The First Amendment, our judicial precedents, and our cultural and political traditions have clearly established that non-violent speech we hate is at the very core of 1st Amendment protections.  As Justice Hugo Black wrote in a 1972 school speech case, protections established by the First Amendment “must be accorded to the ideas we hate or sooner or later, they will be denied to the ideas we cherish.”

In this same line of thinking, Supreme Court Justice Louis Brandeis held that “the answer to speech we hate is counter-speech”—more speech containing arguments that persuasively refute the speech we hate. 

John Stuart Mill claimed that the free competition of ideas in a “marketplace of ideas” is the best way to distinguish truth from falsity.

Justice William Brennan wrote that “debate on public issues should be uninhibited, robust and wide-open” and said that vehement criticism and even mistakes were part of the price a democratic society must pay for freedom. (Sullivan).

Justice Samuel Alito wrote in a 2017 case involving “hate speech” that “the idea that the government may restrict speech expressing ideas that offend … strikes at the heart of the First Amendment.  Speech that demeans on the basis of race, ethnicity, gender, religion, age, disability, or any other similar ground is hateful; but the proudest boast of our free speech jurisprudence is that we protect the freedom to express “the thought that we hate.”

The idea, obviously, is that if ordinary American citizens are presented with a full range of ideas that are not limited or censored by the government, we will accept the ideas that are true and reject the others.

Like voting, free speech serves as a vital social safety valve which relieves political pressure such that, Americans whose votes or whose speech may not win the day in the marketplace of ideas nevertheless know that they had a ‘seat at the table’ to utilize their constitutional rights to participate in the democratic process and to make their voices heard. 

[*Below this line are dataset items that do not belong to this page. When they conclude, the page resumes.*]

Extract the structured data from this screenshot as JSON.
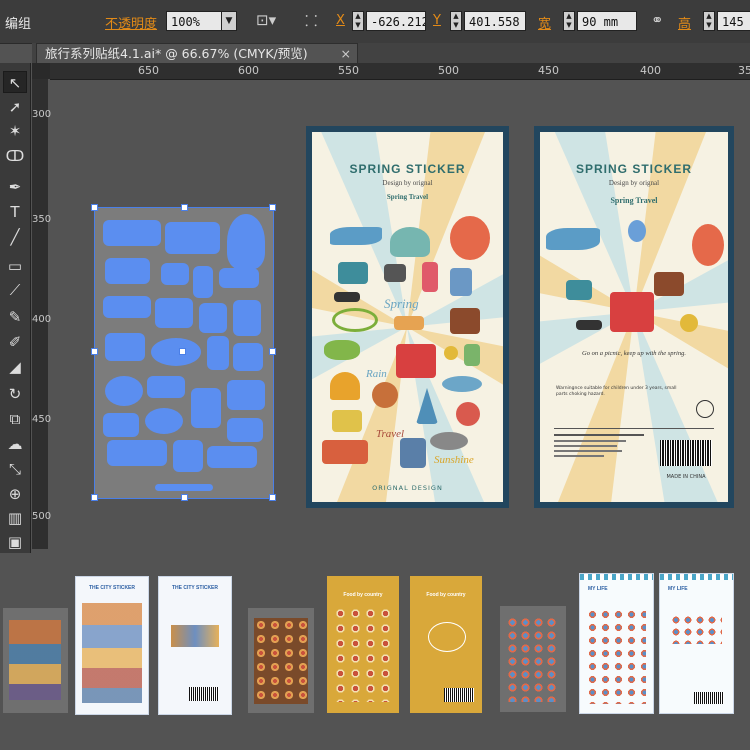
{
  "control_bar": {
    "group_label": "编组",
    "opacity_label": "不透明度",
    "opacity_value": "100%",
    "x_label": "X",
    "x_value": "-626.212",
    "y_label": "Y",
    "y_value": "401.558",
    "width_label": "宽",
    "width_value": "90 mm",
    "height_label": "高",
    "height_value": "145"
  },
  "document_tab": {
    "title": "旅行系列贴纸4.1.ai* @ 66.67% (CMYK/预览)",
    "close_glyph": "×"
  },
  "ruler": {
    "top_labels": [
      "650",
      "600",
      "550",
      "500",
      "450",
      "400",
      "35"
    ],
    "left_labels": [
      "300",
      "350",
      "400",
      "450",
      "500"
    ]
  },
  "tools": [
    "selection-tool",
    "direct-selection-tool",
    "magic-wand-tool",
    "lasso-tool",
    "pen-tool",
    "type-tool",
    "line-tool",
    "rectangle-tool",
    "paintbrush-tool",
    "pencil-tool",
    "blob-brush-tool",
    "eraser-tool",
    "rotate-tool",
    "scale-tool",
    "warp-tool",
    "free-transform-tool",
    "shape-builder-tool",
    "symbol-sprayer-tool",
    "column-graph-tool",
    "artboard-tool"
  ],
  "artboard_front": {
    "title": "SPRING  STICKER",
    "design_by": "Design by orignal",
    "subtitle": "Spring Travel",
    "footer": "ORIGNAL DESIGN",
    "words": [
      "Spring",
      "Rain",
      "Travel",
      "Sunshine"
    ]
  },
  "artboard_back": {
    "title": "SPRING  STICKER",
    "design_by": "Design by orignal",
    "subtitle": "Spring Travel",
    "slogan": "Go on a picnic, keep up with the spring.",
    "warning": "Warningnce suitable for children under 3 years, small parts choking hazard.",
    "made_in": "MADE IN CHINA"
  },
  "thumbnails": [
    {
      "title": "",
      "theme": "city-dark"
    },
    {
      "title": "THE CITY STICKER",
      "theme": "city-front"
    },
    {
      "title": "THE CITY STICKER",
      "theme": "city-back"
    },
    {
      "title": "",
      "theme": "food-dark"
    },
    {
      "title": "Food by country",
      "theme": "food-front"
    },
    {
      "title": "Food by country",
      "theme": "food-back"
    },
    {
      "title": "",
      "theme": "life-dark"
    },
    {
      "title": "MY LIFE",
      "theme": "life-front"
    },
    {
      "title": "MY LIFE",
      "theme": "life-back"
    }
  ],
  "colors": {
    "accent_orange": "#e48b17",
    "selection_blue": "#4a7fe8",
    "artboard_border": "#22465e",
    "ui_dark": "#3c3c3c",
    "canvas": "#535353"
  }
}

But much of this has changed dramatically.  How so?

Because the truth is not what it used to be.

Today, “the truth” is that social media is a monolithic presence in our lives through Twitter, Facebook, YouTube, and other powerful platforms that purposefully use complex algorithms to “push” forward certain information and suppress other information.

We cannot arrive at the correct conclusion—the truth—if we are not presented with all of the relevant ideas because powerful tools are being used to mislead us and limit the scope of our search. That’s not a “marketplace of ideas.”  That is pre-approved speech and Group Think directed and permeated most often with a Left-leaning bias.

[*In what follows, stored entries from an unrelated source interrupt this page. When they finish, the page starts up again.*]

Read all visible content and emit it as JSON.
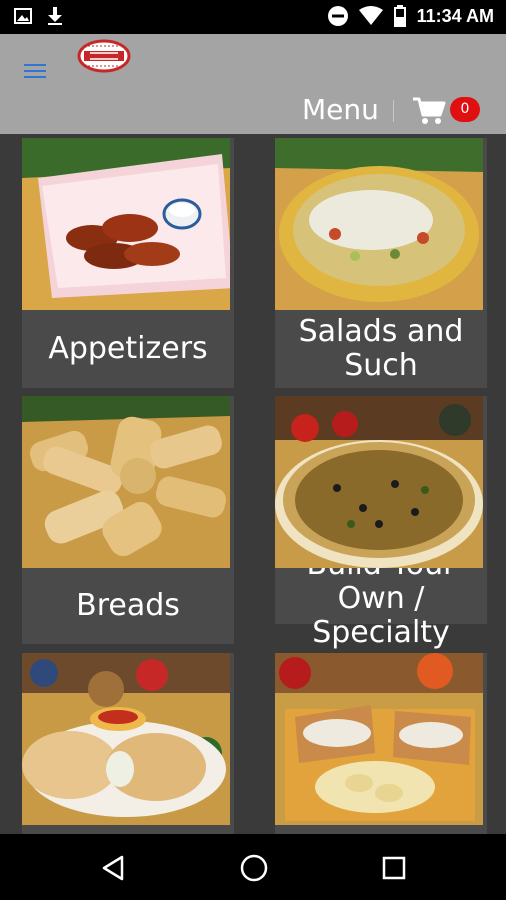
{
  "status_bar": {
    "time": "11:34 AM",
    "icons": [
      "image-icon",
      "download-icon",
      "dnd-icon",
      "wifi-icon",
      "battery-icon"
    ]
  },
  "header": {
    "menu_label": "Menu",
    "cart_count": "0",
    "icons": [
      "hamburger-icon",
      "logo",
      "cart-icon"
    ]
  },
  "categories": [
    {
      "label": "Appetizers",
      "image": "chicken-wings"
    },
    {
      "label": "Salads and Such",
      "image": "salad-bowl"
    },
    {
      "label": "Breads",
      "image": "garlic-breads"
    },
    {
      "label": "Build Your Own / Specialty",
      "image": "pizza"
    },
    {
      "label": "",
      "image": "calzone"
    },
    {
      "label": "",
      "image": "sandwich-chips"
    }
  ],
  "colors": {
    "background": "#3a3a3a",
    "appbar": "#a4a4a4",
    "badge": "#e01010",
    "hamburger": "#2f76d4"
  },
  "nav_bar": {
    "icons": [
      "back-icon",
      "home-icon",
      "recents-icon"
    ]
  }
}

As free citizens, we cannot discern the best path if we don’t have all the relevant and probative information available.   That’s why the revelations we have seen lately of increasingly integrated involvement by government and government officials in social media censorship are so disturbing.  

For example, if the Biden White House leans on its federal agencies to threaten Big Tech companies to censor certain speech—like Covid dissent, election fraud, etc.—then we have Gov-Tech censorship—with the tech companies acting as arms of the government to do what the government could not itself do under the U.S. Constitution.  That’s a conspiracy and very likely illegal. 

May this critical inquiry into the Unholy Alliance between Big Tech, Big Media, and Big Government continue beyond Twitter, and include all the huge social media platforms—and may it begin soon!

Merry Christmas!

Royal Alexander is a Shreveport attorney.